SELECT 'Sum Individual Queries' AS txt,SUM(DURATION) AS total_time FROM
INFORMATION_SCHEMA.PROFILING WHERE QUERY_ID BETWEEN 1 AND 12
UNION
SELECT 'Combined Query',SUM(DURATION) FROM INFORMATION_SCHEMA.PROFILING WHERE
QUERY_ID = 13;

The use of application frameworks can be a primary cause of unnecessary repeating SQL statements.

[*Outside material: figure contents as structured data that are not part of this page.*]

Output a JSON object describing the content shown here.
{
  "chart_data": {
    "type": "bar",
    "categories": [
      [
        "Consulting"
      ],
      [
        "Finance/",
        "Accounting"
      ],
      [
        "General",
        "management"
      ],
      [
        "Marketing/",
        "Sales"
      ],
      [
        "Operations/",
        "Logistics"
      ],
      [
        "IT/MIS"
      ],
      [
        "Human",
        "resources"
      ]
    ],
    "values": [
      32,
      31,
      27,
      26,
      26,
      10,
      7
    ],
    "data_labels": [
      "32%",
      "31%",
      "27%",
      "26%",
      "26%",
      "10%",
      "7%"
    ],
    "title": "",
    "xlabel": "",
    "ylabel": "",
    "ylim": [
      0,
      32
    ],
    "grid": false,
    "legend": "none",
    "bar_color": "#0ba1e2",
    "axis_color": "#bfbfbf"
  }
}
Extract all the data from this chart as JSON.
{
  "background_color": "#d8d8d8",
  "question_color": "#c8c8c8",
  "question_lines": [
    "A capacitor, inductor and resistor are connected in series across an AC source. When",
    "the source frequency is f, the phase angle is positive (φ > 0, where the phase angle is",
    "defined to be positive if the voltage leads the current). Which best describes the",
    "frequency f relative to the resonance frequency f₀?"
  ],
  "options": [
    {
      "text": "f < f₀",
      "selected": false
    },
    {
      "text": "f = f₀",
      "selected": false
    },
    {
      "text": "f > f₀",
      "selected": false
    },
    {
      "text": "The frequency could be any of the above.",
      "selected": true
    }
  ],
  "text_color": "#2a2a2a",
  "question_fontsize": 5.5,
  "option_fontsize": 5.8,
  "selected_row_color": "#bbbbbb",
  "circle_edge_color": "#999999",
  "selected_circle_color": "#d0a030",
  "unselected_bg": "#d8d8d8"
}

This example of repeating SQL statements is part of a more common N+1 scenario, where the SQL developer does not understand how to use table joins correctly. This practice involves a loop on an outer set of records, and then querying a subsequent table for all records in the loop. The result is the combined SELECT statement can be eliminated completely. Here is an example:

SELECT a.id, a.firm_id, a.title
FROM   article a
WHERE  a.type=2
AND    a.created > '2011-06-01';

// For loop for all records
SELECT id, name
FROM   firm
WHERE  id = :firm_id;

This loop of SQL statements can be replaced with the following single SQL statement:

SELECT a.id, a.firm_id, f.name, a.title
FROM article a
INNER JOIN firm f ON a.firm_id = f.id
WHERE a.type=2
AND a.created > ‘2011-06-01’;

Removing Unnecessary SQL Statements

Applications that are modified and enhanced over time, such as the following examples, can introduce unnecessary SQL statements:

Information selected that is no longer required
Information selected that is used only for certain paths of a given function
Information that can be selected with a preceding SQL statement

Functionality that has grown over time can easily suffer from this. Capturing and reviewing all SQL statements might not indicate occurrences of unnecessary SQL. Understanding the application needs and what is presented to the end user or used in processing might be necessary to identify improvements. The classic SELECT * is an example for which there is no understanding of what data is actually required without full analysis of the code executing the SQL statement.